About Michelle
Michelle Lowe makes lively, illustrated earthenware pots to be used and enjoyed. She works in her garden workshop by the sea in Edinburgh where she lives with her husband and two small children.
She has always loved clay and making, but came to a career in ceramics by a round-about route after an MA in Social Anthropology and a decade working for human rights and social justice charities in Scotland and South America.
Her passion for clay really took off in 2006, when as part of a sabbatical from her post at Amnesty international, she worked as a summer assistant to Bärbel Dister at Cromarty Pottery in the Scottish Highlands. She returned as an apprentice in 2008-9 and learnt essential craft and practical skills involved in running a busy pottery.
In 2010, she set up her own workshop in Edinburgh, initially at Gorgie City Farm where she taught classes.
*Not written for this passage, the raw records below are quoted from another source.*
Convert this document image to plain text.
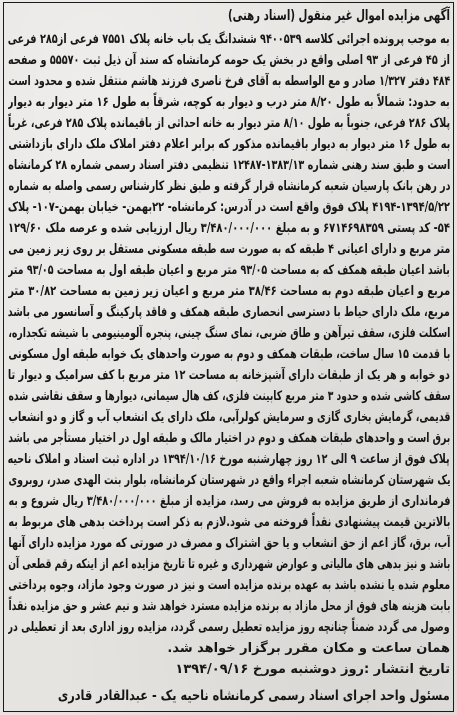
آگهی مزایده اموال غیر منقول (اسناد رهنی)
به موجب پرونده اجرائی کلاسه ۹۴۰۰۵۳۹ ششدانگ یک باب خانه پلاک ۷۵۵۱ فرعی از۲۸۵ فرعی
از ۴۵ فرعی از ۹۳ اصلی واقع در بخش یک حومه کرمانشاه که سند آن ذیل ثبت ۵۵۵۷۰ و صفحه
۴۸۴ دفتر ۱/۳۲۷ صادر و مع الواسطه به آقای فرخ ناصری فرزند هاشم منتقل شده و محدود است
به حدود: شمالاً به طول ۸/۲۰ متر درب و دیوار به کوچه، شرقاً به طول ۱۶ متر دیوار به دیوار
پلاک ۲۸۶ فرعی، جنوباً به طول ۸/۱۰ متر دیوار به خانه احداثی از باقیمانده پلاک ۲۸۵ فرعی، غرباً
به طول ۱۶ متر دیوار به دیوار باقیمانده مذکور که برابر اعلام دفتر املاک ملک دارای بازداشتی
است و طبق سند رهنی شماره ۱۳۸۳/۱۳-۱۲۴۸۷ تنظیمی دفتر اسناد رسمی شماره ۲۸ کرمانشاه
در رهن بانک پارسیان شعبه کرمانشاه قرار گرفته و طبق نظر کارشناس رسمی واصله به شماره
۴۱۹۴-۱۳۹۴/۵/۲۲ پلاک فوق واقع است در آدرس: کرمانشاه- ۲۲بهمن- خیابان بهمن-۱۰۷- پلاک
۵۴- کد پستی ۶۷۱۴۶۹۸۳۵۹ و به مبلغ ۳/۴۸۰/۰۰۰/۰۰۰ ریال ارزیابی شده و عرصه ملک ۱۲۹/۶۰
متر مربع و دارای اعیانی ۴ طبقه که به صورت سه طبقه مسکونی مستقل بر روی زیر زمین می
باشد اعیان طبقه همکف که به مساحت ۹۳/۰۵ متر مربع و اعیان طبقه اول به مساحت ۹۳/۰۵ متر
مربع و اعیان طبقه دوم به مساحت ۳۸/۴۶ متر مربع و اعیان زیر زمین به مساحت ۳۰/۸۲ متر
مربع، ملک دارای حیاط با دسترسی انحصاری طبقه همکف و فاقد پارکینگ و آسانسور می باشد
اسکلت فلزی، سقف تیرآهن و طاق ضربی، نمای سنگ چینی، پنجره آلومینیومی با شیشه تکجداره،
با قدمت ۱۵ سال ساخت، طبقات همکف و دوم به صورت واحدهای یک خوابه طبقه اول مسکونی
دو خوابه و هر یک از طبقات دارای آشپزخانه به مساحت ۱۲ متر مربع با کف سرامیک و دیوار تا
سقف کاشی شده و حدود ۳ متر مربع کابینت فلزی، کف هال سیمانی، دیوارها و سقف نقاشی شده
قدیمی، گرمایش بخاری گازی و سرمایش کولرآبی، ملک دارای یک انشعاب آب و گاز و دو انشعاب
برق است و واحدهای طبقات همکف و دوم در اختیار مالک و طبقه اول در اختیار مستأجر می باشد
پلاک فوق از ساعت ۹ الی ۱۲ روز چهارشنبه مورخ ۱۳۹۴/۱۰/۱۶ در اداره ثبت اسناد و املاک ناحیه
یک شهرستان کرمانشاه شعبه اجراء واقع در شهرستان کرمانشاه، بلوار بنت الهدی صدر، روبروی
فرمانداری از طریق مزایده به فروش می رسد، مزایده از مبلغ ۳/۴۸۰/۰۰۰/۰۰۰ ریال شروع و به
بالاترین قیمت پیشنهادی نقداً فروخته می شود.لازم به ذکر است پرداخت بدهی های مربوط به
آب، برق، گاز اعم از حق انشعاب و یا حق اشتراک و مصرف در صورتی که مورد مزایده دارای آنها
باشد و نیز بدهی های مالیاتی و عوارض شهرداری و غیره تا تاریخ مزایده اعم از اینکه رقم قطعی آن
معلوم شده یا نشده باشد به عهده برنده مزایده است و نیز در صورت وجود مازاد، وجوه پرداختی
بابت هزینه های فوق از محل مازاد به برنده مزایده مسترد خواهد شد و نیم عشر و حق مزایده نقداً
وصول می گردد ضمناً چنانچه روز مزایده تعطیل رسمی گردد، مزایده روز اداری بعد از تعطیلی در
همان ساعت و مکان مقرر برگزار خواهد شد.
تاریخ انتشار :روز دوشنبه مورخ ۱۳۹۴/۰۹/۱۶
مسئول واحد اجرای اسناد رسمی کرمانشاه ناحیه یک - عبدالقادر قادری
She continued to learn through workshops, books and short periods working for other experienced potters including Niek Hoogland, Pim van Huisseling, Josie Walter and Maureen Minchin.
About the pots
Most of Michelle’s work is thrown on a wheel and a few pieces such as her quirky toast racks are hand-built using slabs. When leatherhard her red earthenware pieces are dipped in a cream background slip and then decorated with brushed and trailed coloured slips. She later draws through the coloured slips using sgraffito (lines etched into the clay with a sharp needle tool). She also sometimes applies extra coloured layers using glazes which add translucent softer runnier marks. She also adds textured sprigs and stamps to some pieces using clay stamps made from impressions of plants and berries.
She enjoys making pots for cooking, serving and eating food and also makes commissions for celebration pieces and tiles for bathrooms and kitchens. She loves to make special bowls, platters or jugs which might become the centrepiece of a table for family gatherings and parties.
The decoration on many of her pots is drawn from the plants, flowers and berries in Scottish woodlands and hedgerows. She loves to capture the shapes and colours of the humble but cheery plants which brighten our days and herald the changing of seasons. Some favourites are dandelions, snowdrops, primroses, wild garlic, bluebells, and autumnal hips and haws and berries.
She also makes work with other illustrations including ranges inspired by the simple pleasures of gardening, foraging in woodlands and hedgerows, pot collecting, wild swimming and riding bikes.